La sensazione finale è che Martin nel mettere la firma sulla scrittura della puntata abbia narrato eventi portanti del romanzo A Storm of Swords, forse il migliore dei libri, che ben altra tensione narrativa avrebbero meritato, con uno stile diverso e molto più vicino agli ultimi, non riuscitissimi, romanzi della saga e che, al contrario del penultimo episodio della scorsa stagione, dove l'essere vincolato a dover raccontare un avvenimento importante come una battaglia, tirava fuori il meglio dallo scrittore, qui forse l'eccessiva libertà concessa è stata un elemento a sfavore. Lentezza, giramenti a vuoto, storyline intrappolate nel loro immobilismo: in tutto ciò non ci sarebbe nulla di male se la scrittura fosse di livello e riuscisse a tenere alta l'attenzione (ricordiamoci i bellissimi dialoghi dello scorso anno tra Tywin e Arya). Il problema è che, tranne un paio di segmenti riusciti, l'episodio non riesce a reggere il ritmo – e questo davvero è un evento – per tutta la sua durata e spesso rischia di annoiare.

Quelle piccole scene di transizione che puntellano le puntate e l'anima dei protagonisti non solo qui occupano gran parte del minutaggio, ma risultano eccessivamente allungate. È il caso del dialogo tra Robb e Talisa, di Jon e Ygritte, di Margaery e Sansa, ma soprattutto di Bran e gli altri. Questo finora è stato il segmento peggiore e i difetti di questa puntata non sono altro che la riproposizione di tutti quegli elementi negativi visti finora: stasi, dialoghi poco incisivi (ci ricordiamo ancora il litigio tra Osha e Meera), approfondimento praticamente nullo delle visioni di Bran, gestione poco riuscita tanto dei metalupi quanto di Rickon.

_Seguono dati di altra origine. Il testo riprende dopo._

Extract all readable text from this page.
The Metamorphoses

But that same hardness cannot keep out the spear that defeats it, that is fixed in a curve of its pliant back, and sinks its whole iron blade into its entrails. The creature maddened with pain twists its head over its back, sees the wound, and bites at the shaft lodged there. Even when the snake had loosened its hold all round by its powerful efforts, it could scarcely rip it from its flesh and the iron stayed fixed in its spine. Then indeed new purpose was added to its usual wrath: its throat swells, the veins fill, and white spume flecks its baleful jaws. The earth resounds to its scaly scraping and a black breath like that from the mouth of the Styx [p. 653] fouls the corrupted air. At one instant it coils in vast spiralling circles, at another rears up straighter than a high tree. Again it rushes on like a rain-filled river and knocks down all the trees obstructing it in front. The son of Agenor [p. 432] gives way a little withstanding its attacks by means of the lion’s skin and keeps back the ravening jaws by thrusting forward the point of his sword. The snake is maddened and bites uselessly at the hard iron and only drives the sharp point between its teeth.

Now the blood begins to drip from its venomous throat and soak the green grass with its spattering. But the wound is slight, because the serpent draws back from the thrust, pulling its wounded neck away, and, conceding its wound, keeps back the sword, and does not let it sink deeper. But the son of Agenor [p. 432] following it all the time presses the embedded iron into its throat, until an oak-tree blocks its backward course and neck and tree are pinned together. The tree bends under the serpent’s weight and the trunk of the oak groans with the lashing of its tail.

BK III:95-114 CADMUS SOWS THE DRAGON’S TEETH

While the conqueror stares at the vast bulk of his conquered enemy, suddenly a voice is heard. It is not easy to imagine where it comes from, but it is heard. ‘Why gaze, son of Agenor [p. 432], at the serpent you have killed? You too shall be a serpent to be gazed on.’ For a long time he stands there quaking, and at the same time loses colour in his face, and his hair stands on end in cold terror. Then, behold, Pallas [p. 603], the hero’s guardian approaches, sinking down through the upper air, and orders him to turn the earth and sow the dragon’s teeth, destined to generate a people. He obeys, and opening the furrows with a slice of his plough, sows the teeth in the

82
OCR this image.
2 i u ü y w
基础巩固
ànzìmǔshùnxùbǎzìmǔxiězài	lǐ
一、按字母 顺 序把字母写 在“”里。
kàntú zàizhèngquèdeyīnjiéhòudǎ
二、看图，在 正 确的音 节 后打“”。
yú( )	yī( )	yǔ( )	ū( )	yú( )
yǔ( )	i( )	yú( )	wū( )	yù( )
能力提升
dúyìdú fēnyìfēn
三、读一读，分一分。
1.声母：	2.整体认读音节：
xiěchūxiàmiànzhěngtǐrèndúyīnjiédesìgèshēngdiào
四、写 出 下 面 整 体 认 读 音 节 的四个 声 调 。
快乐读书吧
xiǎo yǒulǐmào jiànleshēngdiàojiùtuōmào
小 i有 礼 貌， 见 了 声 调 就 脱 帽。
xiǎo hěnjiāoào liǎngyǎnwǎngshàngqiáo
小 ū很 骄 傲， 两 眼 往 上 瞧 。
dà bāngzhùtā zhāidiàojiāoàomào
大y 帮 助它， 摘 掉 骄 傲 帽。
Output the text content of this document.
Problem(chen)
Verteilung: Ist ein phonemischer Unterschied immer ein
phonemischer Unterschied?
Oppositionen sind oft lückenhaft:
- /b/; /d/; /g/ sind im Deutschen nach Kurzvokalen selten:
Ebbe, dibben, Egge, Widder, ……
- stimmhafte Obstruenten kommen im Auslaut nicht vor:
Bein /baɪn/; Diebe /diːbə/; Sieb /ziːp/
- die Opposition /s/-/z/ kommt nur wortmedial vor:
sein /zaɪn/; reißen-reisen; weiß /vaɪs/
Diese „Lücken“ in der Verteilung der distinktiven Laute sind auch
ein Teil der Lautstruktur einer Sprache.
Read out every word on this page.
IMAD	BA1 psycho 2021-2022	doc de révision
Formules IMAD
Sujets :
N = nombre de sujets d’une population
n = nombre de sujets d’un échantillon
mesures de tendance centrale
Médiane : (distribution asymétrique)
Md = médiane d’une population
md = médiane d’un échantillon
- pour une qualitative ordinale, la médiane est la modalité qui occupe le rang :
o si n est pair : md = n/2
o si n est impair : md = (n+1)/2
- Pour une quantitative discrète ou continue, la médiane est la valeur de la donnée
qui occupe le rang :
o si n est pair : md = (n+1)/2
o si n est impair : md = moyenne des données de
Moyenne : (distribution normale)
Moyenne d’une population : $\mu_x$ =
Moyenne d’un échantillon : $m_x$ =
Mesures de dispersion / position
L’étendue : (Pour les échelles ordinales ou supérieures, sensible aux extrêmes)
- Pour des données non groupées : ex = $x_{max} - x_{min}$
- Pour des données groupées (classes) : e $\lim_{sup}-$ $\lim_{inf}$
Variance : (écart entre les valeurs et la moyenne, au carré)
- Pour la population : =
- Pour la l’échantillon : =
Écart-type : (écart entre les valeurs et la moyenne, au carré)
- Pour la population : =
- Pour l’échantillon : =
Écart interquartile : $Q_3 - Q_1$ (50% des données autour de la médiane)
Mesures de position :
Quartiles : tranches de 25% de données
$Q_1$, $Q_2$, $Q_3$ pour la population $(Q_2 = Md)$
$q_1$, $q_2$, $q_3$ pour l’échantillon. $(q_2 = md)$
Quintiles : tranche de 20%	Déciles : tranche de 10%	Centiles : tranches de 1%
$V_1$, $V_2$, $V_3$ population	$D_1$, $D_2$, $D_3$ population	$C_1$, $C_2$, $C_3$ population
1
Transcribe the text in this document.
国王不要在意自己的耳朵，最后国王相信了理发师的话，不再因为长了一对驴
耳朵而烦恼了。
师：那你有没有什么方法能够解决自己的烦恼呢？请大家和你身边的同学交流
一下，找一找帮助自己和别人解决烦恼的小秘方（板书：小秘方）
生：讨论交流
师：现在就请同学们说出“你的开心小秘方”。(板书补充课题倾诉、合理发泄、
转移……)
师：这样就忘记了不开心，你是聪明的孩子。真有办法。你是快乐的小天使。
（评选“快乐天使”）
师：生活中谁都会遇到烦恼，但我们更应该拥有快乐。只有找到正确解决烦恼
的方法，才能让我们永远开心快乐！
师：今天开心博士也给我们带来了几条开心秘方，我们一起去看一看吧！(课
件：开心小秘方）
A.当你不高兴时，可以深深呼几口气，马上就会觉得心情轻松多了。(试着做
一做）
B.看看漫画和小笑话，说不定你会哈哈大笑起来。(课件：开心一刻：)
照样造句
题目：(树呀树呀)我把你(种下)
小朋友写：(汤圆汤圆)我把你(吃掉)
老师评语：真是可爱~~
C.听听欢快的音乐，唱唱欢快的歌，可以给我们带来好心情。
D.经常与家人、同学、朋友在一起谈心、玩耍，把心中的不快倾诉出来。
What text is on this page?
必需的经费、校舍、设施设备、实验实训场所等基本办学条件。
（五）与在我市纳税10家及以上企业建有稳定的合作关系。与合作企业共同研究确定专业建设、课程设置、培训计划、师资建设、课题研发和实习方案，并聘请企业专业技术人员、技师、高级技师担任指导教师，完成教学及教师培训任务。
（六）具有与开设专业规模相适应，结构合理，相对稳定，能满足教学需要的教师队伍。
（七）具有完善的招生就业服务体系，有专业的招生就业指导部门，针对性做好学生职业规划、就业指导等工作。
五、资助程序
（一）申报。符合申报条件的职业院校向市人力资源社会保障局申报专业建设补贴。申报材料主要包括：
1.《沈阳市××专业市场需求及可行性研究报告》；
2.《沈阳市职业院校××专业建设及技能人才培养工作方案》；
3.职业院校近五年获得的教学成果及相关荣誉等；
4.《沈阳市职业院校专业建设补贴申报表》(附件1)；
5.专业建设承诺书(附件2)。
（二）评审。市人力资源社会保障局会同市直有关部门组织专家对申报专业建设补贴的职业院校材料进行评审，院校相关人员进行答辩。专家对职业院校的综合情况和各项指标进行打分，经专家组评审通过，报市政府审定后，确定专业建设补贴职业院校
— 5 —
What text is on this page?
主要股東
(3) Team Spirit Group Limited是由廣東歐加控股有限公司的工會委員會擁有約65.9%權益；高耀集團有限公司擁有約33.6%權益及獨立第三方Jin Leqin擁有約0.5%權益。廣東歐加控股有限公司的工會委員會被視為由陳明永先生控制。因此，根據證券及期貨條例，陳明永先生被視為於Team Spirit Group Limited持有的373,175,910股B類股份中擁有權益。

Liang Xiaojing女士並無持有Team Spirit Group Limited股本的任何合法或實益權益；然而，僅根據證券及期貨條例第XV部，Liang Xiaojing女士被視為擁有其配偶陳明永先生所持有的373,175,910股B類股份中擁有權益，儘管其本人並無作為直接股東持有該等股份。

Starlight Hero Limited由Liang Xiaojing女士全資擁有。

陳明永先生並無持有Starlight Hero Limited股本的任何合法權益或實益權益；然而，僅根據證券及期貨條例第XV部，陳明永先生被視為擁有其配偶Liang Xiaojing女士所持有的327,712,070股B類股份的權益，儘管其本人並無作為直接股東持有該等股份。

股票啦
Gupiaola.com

Funzionano meglio le storyline di Tyrion (era importante vedere tanto la sua reazione quanto quella di Shae alla notizia del matrimonio combinato con Sansa) ma anche un bel dialogo tra Tywin e Joffrey (in un gioco di sguardi e di posizioni che vanno aldilà del significato letterale dei dialoghi ci viene mostrato il rapporto tra i due). Idem per il povero Theon, sempre più vessato e disumanizzato e sulla strada per diventare la controfigura di Grifis in Berserk.

Per gli stessi motivi di Theon (un personaggio negativo che attraverso la tortura subisce un processo di riscatto personale e di fronte allo spettatore) anche la figura di Jaime esce vincente dalla puntata. È sua la scena, quella finale ad Harrenhal (ma gli spettatori non lettori si ricorderanno che è la stessa città in cui si trovavano Tywin e Arya, in cui Robb e il suo esercito arrivavano nella prima puntata, la stessa promessa a Ditocorto? mah), ben diretta ed emozionante, che offre le migliori soddisfazioni dell'episodio.
L'altro momento rilevante è quello di Daenerys, finalmente giunta a Yunkai (dopo averla vista per tre volte nella sigla era ora) e decisa a trarre il maggior vantaggio con il minimo sforzo dalla situazione. Ormai la Madre dei draghi ha il pieno possesso del ruolo che la storia le ha assegnato e, aldilà della calma e della diplomazia con la quale affronta il dialogo con l'emissario della città (situazione completamente diversa rispetto a quando, nella seconda stagione, implorava di fronte alle porte di Qarth), è la costruzione stessa della scena a suggerire la sua maturità. I due compagni alla sua sinistra, i tre draghi sulla destra e lei al centro in posizione rialzata e su un bel divano rispetto all'uomo che ha di fronte, più in basso e su una semplice sedia. Il gioco del trono è anche questo.